2 Embarrassing Ways You Could be Ruining Sales
Yeah, you may have spent a considerable amount of time researching your next prospect on LinkedIn and a slew of other sites, but there may be one reference you forgot to check: your fellow salespeople. Brian Birkett writing for SellingPower points out that overlooking what your coworkers are doing can lead to multiple problems.
Pitching to Existing Clients
Can you imagine? You just did all that work researching this seemingly perfect prospect and finding out exactly who you need to talk to. You get them on the phone, you give your elevator pitch only to hear them respond with, “Didn’t I sign a contract with your company recently?” Oof. Not only did you waste your time on a sale your company already had, you didn’t exactly make your company seem too organized, either. Avoid attempts at sales to existing clients by staying up-to-date with your fellow salespeoples’ latest sales victories.

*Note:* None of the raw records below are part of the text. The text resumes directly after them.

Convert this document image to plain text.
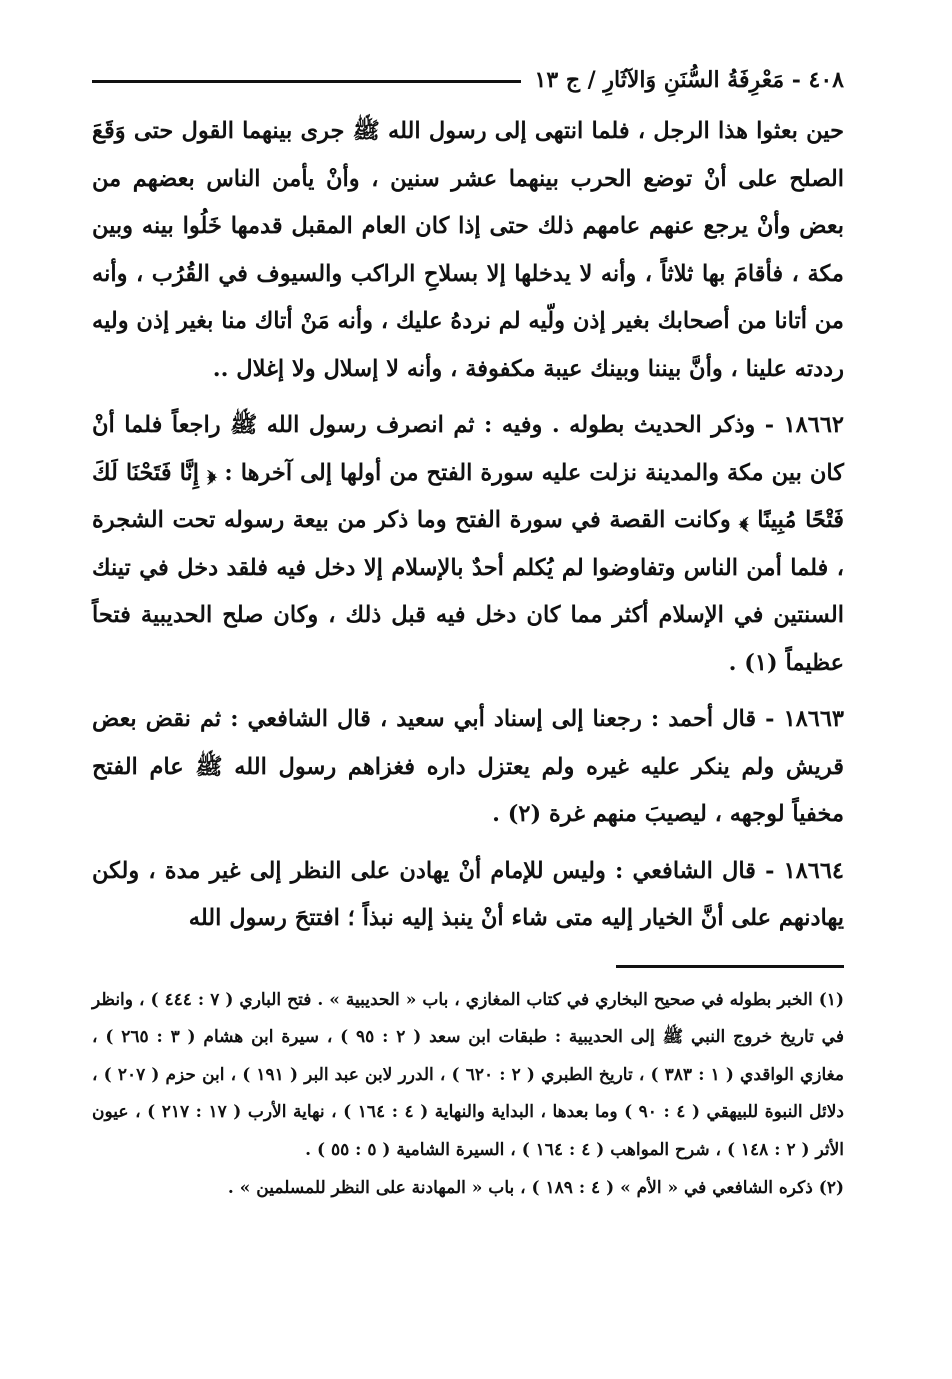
٤٠٨ - مَعْرِفَةُ السُّنَنِ وَالآثَارِ / ج ١٣

حين بعثوا هذا الرجل ، فلما انتهى إلى رسول الله ﷺ جرى بينهما القول حتى وَقَعَ الصلح على أنْ توضع الحرب بينهما عشر سنين ، وأنْ يأمن الناس بعضهم من بعض وأنْ يرجع عنهم عامهم ذلك حتى إذا كان العام المقبل قدمها خَلُوا بينه وبين مكة ، فأقامَ بها ثلاثاً ، وأنه لا يدخلها إلا بسلاحِ الراكب والسيوف في القُرُب ، وأنه من أتانا من أصحابك بغير إذن ولّيه لم نردهُ عليك ، وأنه مَنْ أتاك منا بغير إذن وليه رددته علينا ، وأنَّ بيننا وبينك عيبة مكفوفة ، وأنه لا إسلال ولا إغلال ..

١٨٦٦٢ - وذكر الحديث بطوله . وفيه : ثم انصرف رسول الله ﷺ راجعاً فلما أنْ كان بين مكة والمدينة نزلت عليه سورة الفتح من أولها إلى آخرها : ﴿ إِنَّا فَتَحْنَا لَكَ فَتْحًا مُبِينًا ﴾ وكانت القصة في سورة الفتح وما ذكر من بيعة رسوله تحت الشجرة ، فلما أمن الناس وتفاوضوا لم يُكلم أحدٌ بالإسلام إلا دخل فيه فلقد دخل في تينك السنتين في الإسلام أكثر مما كان دخل فيه قبل ذلك ، وكان صلح الحديبية فتحاً عظيماً (١) .

١٨٦٦٣ - قال أحمد : رجعنا إلى إسناد أبي سعيد ، قال الشافعي : ثم نقض بعض قريش ولم ينكر عليه غيره ولم يعتزل داره فغزاهم رسول الله ﷺ عام الفتح مخفياً لوجهه ، ليصيبَ منهم غرة (٢) .

١٨٦٦٤ - قال الشافعي : وليس للإمام أنْ يهادن على النظر إلى غير مدة ، ولكن يهادنهم على أنَّ الخيار إليه متى شاء أنْ ينبذ إليه نبذاً ؛ افتتحَ رسول الله

(١) الخبر بطوله في صحيح البخاري في كتاب المغازي ، باب « الحديبية » . فتح الباري ( ٧ : ٤٤٤ ) ، وانظر في تاريخ خروج النبي ﷺ إلى الحديبية : طبقات ابن سعد ( ٢ : ٩٥ ) ، سيرة ابن هشام ( ٣ : ٢٦٥ ) ، مغازي الواقدي ( ١ : ٣٨٣ ) ، تاريخ الطبري ( ٢ : ٦٢٠ ) ، الدرر لابن عبد البر ( ١٩١ ) ، ابن حزم ( ٢٠٧ ) ، دلائل النبوة للبيهقي ( ٤ : ٩٠ ) وما بعدها ، البداية والنهاية ( ٤ : ١٦٤ ) ، نهاية الأرب ( ١٧ : ٢١٧ ) ، عيون الأثر ( ٢ : ١٤٨ ) ، شرح المواهب ( ٤ : ١٦٤ ) ، السيرة الشامية ( ٥ : ٥٥ ) .

(٢) ذكره الشافعي في « الأم » ( ٤ : ١٨٩ ) ، باب « المهادنة على النظر للمسلمين » .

Pitching to a Prospect Your Coworker Already Called
Again, this is a situation where you’re wasting your own time and might be negatively affecting the sale of one of your coworkers. Hopefully, you can explain your way out of that situation by making up an excuse up about how you’re working with the other salesperson to make sure the prospect is thoroughly informed. But what’s the best outcome from that situation? You’ll either hang up hoping the prospect will forget that ever happened or you may end up having to help your coworker make that sale, splitting the commission. Either way, your coworker is going to feel as if you’re stepping on their toes and no one wants that.
So, regularly check in with your coworkers to get caught up on their sales and pipeline. Better yet, keep information on your prospects and clients up to date in your CRM. And check that database before you take action on prospects and clients. It’ll help you save face, both the company’s and your own.